ADMarker: A Multi-Modal Federated Learning System for Monitoring Digital Biomarkers of Alzheimer's Disease
This provides a privacy-preserving platform for AD clinicians to monitor and correlate digital biomarkers with diagnosis, addressing real-world challenges like data heterogeneity and limited labels, though it appears incremental as it builds on existing federated learning and multi-modal approaches.
The authors tackled the problem of detecting Alzheimer's disease digital biomarkers in natural environments by developing ADMarker, a multi-modal federated learning system, achieving up to 93.8% accuracy for biomarker detection and 88.9% accuracy for early AD identification in a clinical trial with 91 participants.

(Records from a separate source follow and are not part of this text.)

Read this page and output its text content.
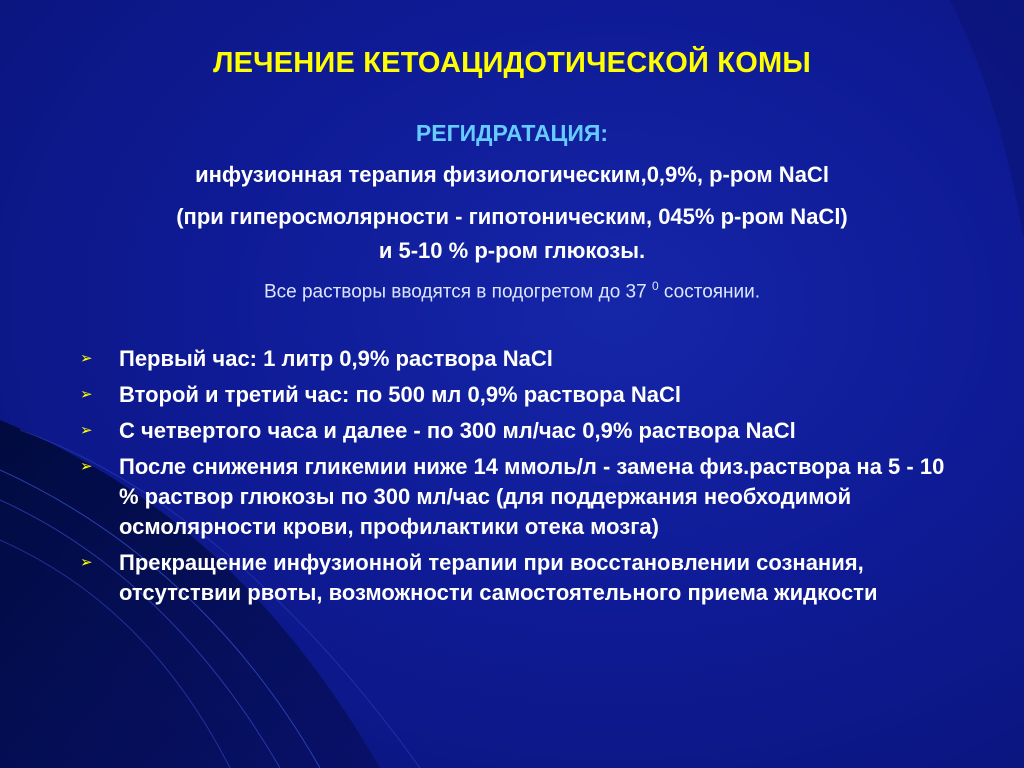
ЛЕЧЕНИЕ КЕТОАЦИДОТИЧЕСКОЙ КОМЫ
РЕГИДРАТАЦИЯ:
инфузионная терапия физиологическим,0,9%, р-ром NaCl
(при гиперосмолярности - гипотоническим, 045% р-ром NaCl)
и 5-10 % р-ром глюкозы.
Все растворы вводятся в подогретом до 37 $^0$ состоянии.
➢ Первый час: 1 литр 0,9% раствора NaCl
➢ Второй и третий час: по 500 мл 0,9% раствора NaCl
➢ С четвертого часа и далее - по 300 мл/час 0,9% раствора NaCl
➢ После снижения гликемии ниже 14 ммоль/л - замена физ.раствора на 5 - 10 % раствор глюкозы по 300 мл/час (для поддержания необходимой осмолярности крови, профилактики отека мозга)
➢ Прекращение инфузионной терапии при восстановлении сознания, отсутствии рвоты, возможности самостоятельного приема жидкости
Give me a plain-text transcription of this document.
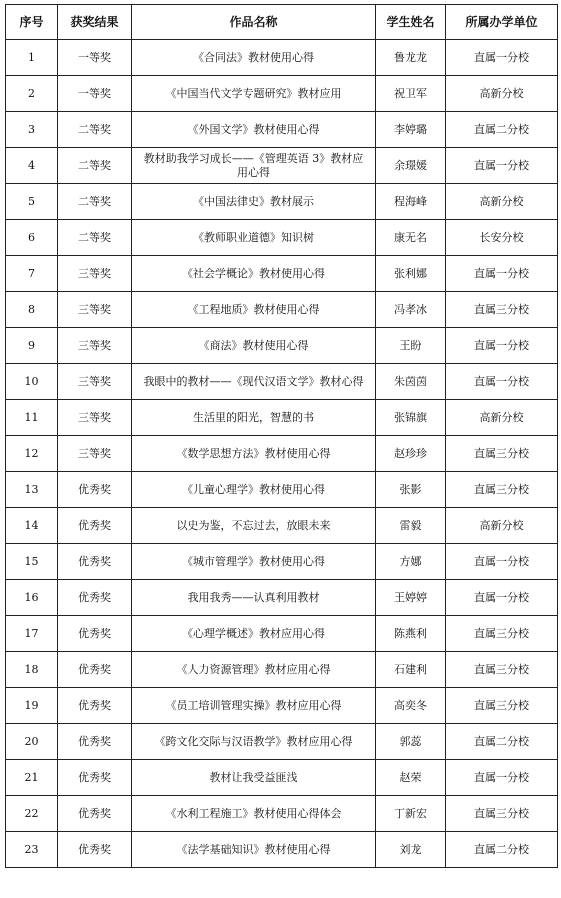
序号	获奖结果	作品名称	学生姓名	所属办学单位
1	一等奖	《合同法》教材使用心得	鲁龙龙	直属一分校
2	一等奖	《中国当代文学专题研究》教材应用	祝卫军	高新分校
3	二等奖	《外国文学》教材使用心得	李婷璐	直属二分校
4	二等奖	教材助我学习成长——《管理英语 3》教材应用心得	余璟媛	直属一分校
5	二等奖	《中国法律史》教材展示	程海峰	高新分校
6	二等奖	《教师职业道德》知识树	康无名	长安分校
7	三等奖	《社会学概论》教材使用心得	张利娜	直属一分校
8	三等奖	《工程地质》教材使用心得	冯孝冰	直属三分校
9	三等奖	《商法》教材使用心得	王盼	直属一分校
10	三等奖	我眼中的教材——《现代汉语文学》教材心得	朱茵茵	直属一分校
11	三等奖	生活里的阳光，智慧的书	张锦旗	高新分校
12	三等奖	《数学思想方法》教材使用心得	赵珍珍	直属三分校
13	优秀奖	《儿童心理学》教材使用心得	张影	直属三分校
14	优秀奖	以史为鉴，不忘过去，放眼未来	雷毅	高新分校
15	优秀奖	《城市管理学》教材使用心得	方娜	直属一分校
16	优秀奖	我用我秀——认真利用教材	王婷婷	直属一分校
17	优秀奖	《心理学概述》教材应用心得	陈燕利	直属三分校
18	优秀奖	《人力资源管理》教材应用心得	石建利	直属三分校
19	优秀奖	《员工培训管理实操》教材应用心得	高奕冬	直属三分校
20	优秀奖	《跨文化交际与汉语教学》教材应用心得	郭蕊	直属二分校
21	优秀奖	教材让我受益匪浅	赵荣	直属一分校
22	优秀奖	《水利工程施工》教材使用心得体会	丁新宏	直属三分校
23	优秀奖	《法学基础知识》教材使用心得	刘龙	直属二分校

Alzheimer's Disease (AD) and related dementia are a growing global health challenge due to the aging population. In this paper, we present ADMarker, the first end-to-end system that integrates multi-modal sensors and new federated learning algorithms for detecting multidimensional AD digital biomarkers in natural living environments. ADMarker features a novel three-stage multi-modal federated learning architecture that can accurately detect digital biomarkers in a privacy-preserving manner. Our approach collectively addresses several major real-world challenges, such as limited data labels, data heterogeneity, and limited computing resources. We built a compact multi-modality hardware system and deployed it in a four-week clinical trial involving 91 elderly participants. The results indicate that ADMarker can accurately detect a comprehensive set of digital biomarkers with up to 93.8% accuracy and identify early AD with an average of 88.9% accuracy. ADMarker offers a new platform that can allow AD clinicians to characterize and track the complex correlation between multidimensional interpretable digital biomarkers, demographic factors of patients, and AD diagnosis in a longitudinal manner.